Fierce criticism came from Democrats around the nation — including the head of the Louisiana Democratic Party, state Sen. Karen Carter Peterson of New Orleans. Opponents said the laws would effectively eliminate abortion as an option in Louisiana and other states, violating women’s rights.
“I just didn’t think he would sign something so prohibitive. God, not even in cases of incest? That just went too far, even if he is pro-life,” said Marina Toledo, 47, an immigration lawyer from Jefferson Parish.
Toledo was among the deluge of callers in May who told Edwards’ office he “would lose her vote” by signing the abortion ban into law. But five months later, while Toledo said the bill signing still stings, she’s planning to vote again for Edwards. She said she couldn’t support his “pro-Trump” opponents.

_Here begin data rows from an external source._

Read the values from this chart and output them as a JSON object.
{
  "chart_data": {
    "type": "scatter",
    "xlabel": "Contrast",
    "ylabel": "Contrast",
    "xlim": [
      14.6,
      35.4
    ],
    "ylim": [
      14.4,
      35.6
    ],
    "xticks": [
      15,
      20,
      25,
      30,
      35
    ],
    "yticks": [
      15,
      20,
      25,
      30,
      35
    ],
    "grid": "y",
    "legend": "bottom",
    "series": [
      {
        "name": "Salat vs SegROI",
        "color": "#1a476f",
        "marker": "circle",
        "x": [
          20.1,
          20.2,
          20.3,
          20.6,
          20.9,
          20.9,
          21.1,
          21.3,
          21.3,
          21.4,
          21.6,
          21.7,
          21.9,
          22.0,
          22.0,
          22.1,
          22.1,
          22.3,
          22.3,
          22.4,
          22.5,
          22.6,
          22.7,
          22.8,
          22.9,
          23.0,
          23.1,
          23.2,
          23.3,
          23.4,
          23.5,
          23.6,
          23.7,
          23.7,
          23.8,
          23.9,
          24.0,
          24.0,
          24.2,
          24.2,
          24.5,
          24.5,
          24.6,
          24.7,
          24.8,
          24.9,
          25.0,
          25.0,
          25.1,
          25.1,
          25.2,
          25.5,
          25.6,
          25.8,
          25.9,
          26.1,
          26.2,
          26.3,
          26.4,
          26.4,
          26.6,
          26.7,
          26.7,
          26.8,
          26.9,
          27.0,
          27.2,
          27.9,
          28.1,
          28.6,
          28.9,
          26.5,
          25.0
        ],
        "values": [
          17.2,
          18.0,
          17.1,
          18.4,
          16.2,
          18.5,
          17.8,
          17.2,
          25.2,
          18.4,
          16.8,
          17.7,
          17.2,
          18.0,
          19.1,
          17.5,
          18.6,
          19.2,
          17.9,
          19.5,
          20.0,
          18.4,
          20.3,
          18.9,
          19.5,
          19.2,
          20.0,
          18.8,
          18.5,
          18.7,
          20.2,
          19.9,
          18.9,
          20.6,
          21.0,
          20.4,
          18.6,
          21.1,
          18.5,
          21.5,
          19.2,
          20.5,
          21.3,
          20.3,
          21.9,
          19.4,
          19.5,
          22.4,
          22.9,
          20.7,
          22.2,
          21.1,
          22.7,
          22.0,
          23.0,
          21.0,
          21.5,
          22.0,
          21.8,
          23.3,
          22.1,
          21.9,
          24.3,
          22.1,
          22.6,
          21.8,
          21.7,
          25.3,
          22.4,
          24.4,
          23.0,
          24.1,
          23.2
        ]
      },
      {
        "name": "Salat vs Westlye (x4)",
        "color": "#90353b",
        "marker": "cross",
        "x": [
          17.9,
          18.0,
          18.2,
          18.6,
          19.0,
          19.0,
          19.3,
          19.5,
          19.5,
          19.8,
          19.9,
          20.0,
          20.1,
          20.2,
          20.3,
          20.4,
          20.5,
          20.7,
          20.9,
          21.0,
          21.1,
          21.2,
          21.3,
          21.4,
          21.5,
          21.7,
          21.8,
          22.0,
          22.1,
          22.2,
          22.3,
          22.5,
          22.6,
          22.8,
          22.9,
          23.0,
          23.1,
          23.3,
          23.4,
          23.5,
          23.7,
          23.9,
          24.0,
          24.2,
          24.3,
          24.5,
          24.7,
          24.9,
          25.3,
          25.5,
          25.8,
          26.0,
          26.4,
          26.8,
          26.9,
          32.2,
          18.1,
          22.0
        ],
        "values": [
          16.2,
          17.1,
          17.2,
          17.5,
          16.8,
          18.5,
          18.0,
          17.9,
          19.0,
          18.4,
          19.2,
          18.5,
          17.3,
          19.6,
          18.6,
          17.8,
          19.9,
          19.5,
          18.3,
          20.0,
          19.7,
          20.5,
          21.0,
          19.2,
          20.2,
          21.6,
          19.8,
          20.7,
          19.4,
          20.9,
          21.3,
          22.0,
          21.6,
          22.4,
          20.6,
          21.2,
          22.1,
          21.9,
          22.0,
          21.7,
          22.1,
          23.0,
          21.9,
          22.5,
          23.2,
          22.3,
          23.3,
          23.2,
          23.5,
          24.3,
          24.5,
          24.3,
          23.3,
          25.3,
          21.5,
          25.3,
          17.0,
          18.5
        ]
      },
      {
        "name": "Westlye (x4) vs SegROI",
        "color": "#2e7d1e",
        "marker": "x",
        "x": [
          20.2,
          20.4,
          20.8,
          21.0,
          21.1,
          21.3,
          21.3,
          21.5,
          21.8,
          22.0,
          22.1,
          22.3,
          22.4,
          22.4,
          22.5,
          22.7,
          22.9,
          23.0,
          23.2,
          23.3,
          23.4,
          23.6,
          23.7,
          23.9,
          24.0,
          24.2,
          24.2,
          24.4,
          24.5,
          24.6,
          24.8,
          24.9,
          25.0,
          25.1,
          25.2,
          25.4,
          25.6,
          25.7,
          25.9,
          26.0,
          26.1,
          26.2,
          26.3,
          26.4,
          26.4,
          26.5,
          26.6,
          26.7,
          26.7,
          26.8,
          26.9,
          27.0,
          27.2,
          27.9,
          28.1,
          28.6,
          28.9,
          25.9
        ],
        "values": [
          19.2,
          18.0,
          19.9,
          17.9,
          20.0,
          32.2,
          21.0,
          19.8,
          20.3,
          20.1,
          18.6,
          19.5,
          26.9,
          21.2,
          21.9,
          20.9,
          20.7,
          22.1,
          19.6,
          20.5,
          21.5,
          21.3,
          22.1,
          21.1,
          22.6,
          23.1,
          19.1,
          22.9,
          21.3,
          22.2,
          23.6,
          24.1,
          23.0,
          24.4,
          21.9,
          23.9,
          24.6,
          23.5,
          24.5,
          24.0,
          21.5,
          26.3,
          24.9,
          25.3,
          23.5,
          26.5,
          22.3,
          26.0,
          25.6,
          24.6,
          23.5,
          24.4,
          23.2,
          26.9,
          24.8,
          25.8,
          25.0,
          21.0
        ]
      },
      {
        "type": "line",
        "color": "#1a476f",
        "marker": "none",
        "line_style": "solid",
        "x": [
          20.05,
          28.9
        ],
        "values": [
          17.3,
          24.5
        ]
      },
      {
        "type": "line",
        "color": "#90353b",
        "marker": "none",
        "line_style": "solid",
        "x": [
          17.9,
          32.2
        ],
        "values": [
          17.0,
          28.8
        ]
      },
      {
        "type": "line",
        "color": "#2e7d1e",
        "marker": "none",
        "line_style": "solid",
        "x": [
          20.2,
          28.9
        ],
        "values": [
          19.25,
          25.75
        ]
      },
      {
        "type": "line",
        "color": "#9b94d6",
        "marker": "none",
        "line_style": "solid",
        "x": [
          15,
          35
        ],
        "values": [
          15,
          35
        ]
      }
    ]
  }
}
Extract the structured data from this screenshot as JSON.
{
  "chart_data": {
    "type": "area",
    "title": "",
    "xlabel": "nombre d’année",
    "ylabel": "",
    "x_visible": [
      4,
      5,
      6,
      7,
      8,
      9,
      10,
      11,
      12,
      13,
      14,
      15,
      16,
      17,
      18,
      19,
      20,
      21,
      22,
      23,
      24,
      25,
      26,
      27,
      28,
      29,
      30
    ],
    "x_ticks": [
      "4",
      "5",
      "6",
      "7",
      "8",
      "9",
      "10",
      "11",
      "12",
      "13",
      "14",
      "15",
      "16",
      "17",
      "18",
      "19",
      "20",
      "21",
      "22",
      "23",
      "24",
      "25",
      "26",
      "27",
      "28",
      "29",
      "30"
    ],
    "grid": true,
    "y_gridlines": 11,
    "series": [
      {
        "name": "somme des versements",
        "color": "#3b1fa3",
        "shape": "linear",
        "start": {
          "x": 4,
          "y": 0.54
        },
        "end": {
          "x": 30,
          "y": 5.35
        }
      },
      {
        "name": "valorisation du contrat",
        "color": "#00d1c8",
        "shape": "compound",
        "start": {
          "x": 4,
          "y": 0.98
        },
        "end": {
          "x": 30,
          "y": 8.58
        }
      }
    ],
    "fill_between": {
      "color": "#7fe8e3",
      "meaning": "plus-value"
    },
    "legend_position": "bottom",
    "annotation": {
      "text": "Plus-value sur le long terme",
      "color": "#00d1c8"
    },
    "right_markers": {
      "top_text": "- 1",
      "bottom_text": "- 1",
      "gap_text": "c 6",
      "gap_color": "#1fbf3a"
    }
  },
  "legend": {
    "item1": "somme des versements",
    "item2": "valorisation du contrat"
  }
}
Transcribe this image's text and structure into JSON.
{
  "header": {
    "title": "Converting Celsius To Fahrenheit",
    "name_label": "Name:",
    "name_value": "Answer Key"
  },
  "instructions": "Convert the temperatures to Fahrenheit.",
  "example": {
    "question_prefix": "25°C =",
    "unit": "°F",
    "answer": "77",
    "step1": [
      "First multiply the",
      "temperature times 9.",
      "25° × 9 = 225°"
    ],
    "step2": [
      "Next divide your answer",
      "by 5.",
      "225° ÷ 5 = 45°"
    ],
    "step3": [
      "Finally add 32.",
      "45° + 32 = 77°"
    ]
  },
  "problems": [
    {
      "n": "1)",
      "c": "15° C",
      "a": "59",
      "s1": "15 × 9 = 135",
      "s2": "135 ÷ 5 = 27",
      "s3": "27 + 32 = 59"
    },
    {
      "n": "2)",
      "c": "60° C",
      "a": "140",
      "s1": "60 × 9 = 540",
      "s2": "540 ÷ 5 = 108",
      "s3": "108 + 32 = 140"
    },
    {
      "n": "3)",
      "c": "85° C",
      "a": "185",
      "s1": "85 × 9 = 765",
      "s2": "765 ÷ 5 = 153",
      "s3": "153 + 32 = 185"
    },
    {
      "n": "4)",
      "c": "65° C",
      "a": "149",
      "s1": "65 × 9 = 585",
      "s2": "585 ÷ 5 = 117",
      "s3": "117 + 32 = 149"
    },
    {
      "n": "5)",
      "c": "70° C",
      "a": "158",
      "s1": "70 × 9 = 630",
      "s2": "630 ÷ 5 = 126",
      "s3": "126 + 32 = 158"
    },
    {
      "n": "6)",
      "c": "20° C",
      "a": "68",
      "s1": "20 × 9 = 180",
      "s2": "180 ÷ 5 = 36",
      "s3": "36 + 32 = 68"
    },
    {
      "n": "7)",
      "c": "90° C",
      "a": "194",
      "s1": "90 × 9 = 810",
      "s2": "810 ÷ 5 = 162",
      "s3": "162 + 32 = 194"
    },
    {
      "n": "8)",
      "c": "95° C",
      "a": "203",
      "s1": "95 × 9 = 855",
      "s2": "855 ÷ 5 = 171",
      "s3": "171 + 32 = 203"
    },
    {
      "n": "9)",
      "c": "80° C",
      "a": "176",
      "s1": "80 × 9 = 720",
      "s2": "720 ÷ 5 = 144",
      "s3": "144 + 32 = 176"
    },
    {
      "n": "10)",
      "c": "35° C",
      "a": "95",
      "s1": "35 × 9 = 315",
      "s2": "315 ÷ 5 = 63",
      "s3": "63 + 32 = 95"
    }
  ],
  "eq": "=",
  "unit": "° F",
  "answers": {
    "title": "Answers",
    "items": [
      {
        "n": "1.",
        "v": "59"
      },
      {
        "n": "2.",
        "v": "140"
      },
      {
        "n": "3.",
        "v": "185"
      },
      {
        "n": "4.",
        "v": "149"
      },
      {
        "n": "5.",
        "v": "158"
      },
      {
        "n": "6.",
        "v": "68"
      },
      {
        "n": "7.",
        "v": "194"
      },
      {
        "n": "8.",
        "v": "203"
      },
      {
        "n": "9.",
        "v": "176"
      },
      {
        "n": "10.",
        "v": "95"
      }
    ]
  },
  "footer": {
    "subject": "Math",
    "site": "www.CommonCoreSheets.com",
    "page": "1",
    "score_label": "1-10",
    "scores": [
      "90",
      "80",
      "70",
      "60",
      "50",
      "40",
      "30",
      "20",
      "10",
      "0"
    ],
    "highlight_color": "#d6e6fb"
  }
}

“It’s just the lack of better options,” Toledo said.
That appears to be Edwards’ key selling point to disgruntled abortion rights voters: They don’t have another major candidate in the Louisiana governor’s race espousing their point of view on that issue, but Edwards is in line with them on other topics.
Even as they advocate for abortion rights across the country, Democratic Party organizations are spending millions encouraging their base to show up in full force for Edwards on Election Day. Two weeks ago, Peterson was front and center at a New Orleans endorsement event with the governor, describing her support for his second term.
Neily Kambeitz-Byrd, 40, a nonprofit events coordinator in Baton Rouge, protested at the Louisiana Capitol against the abortion ban in the spring, saying the law threatens public health and women’s rights.
“I feel like I’m fighting the same thing my grandmother fought and my mother fought, and that’s very sad to me,” she said.
But Kambeitz-Byrd grudgingly selected Edwards in the weeklong early voting period.
“It was painful to cast that vote,” she said. “I just wish that there had been alternatives for us here to choose from.”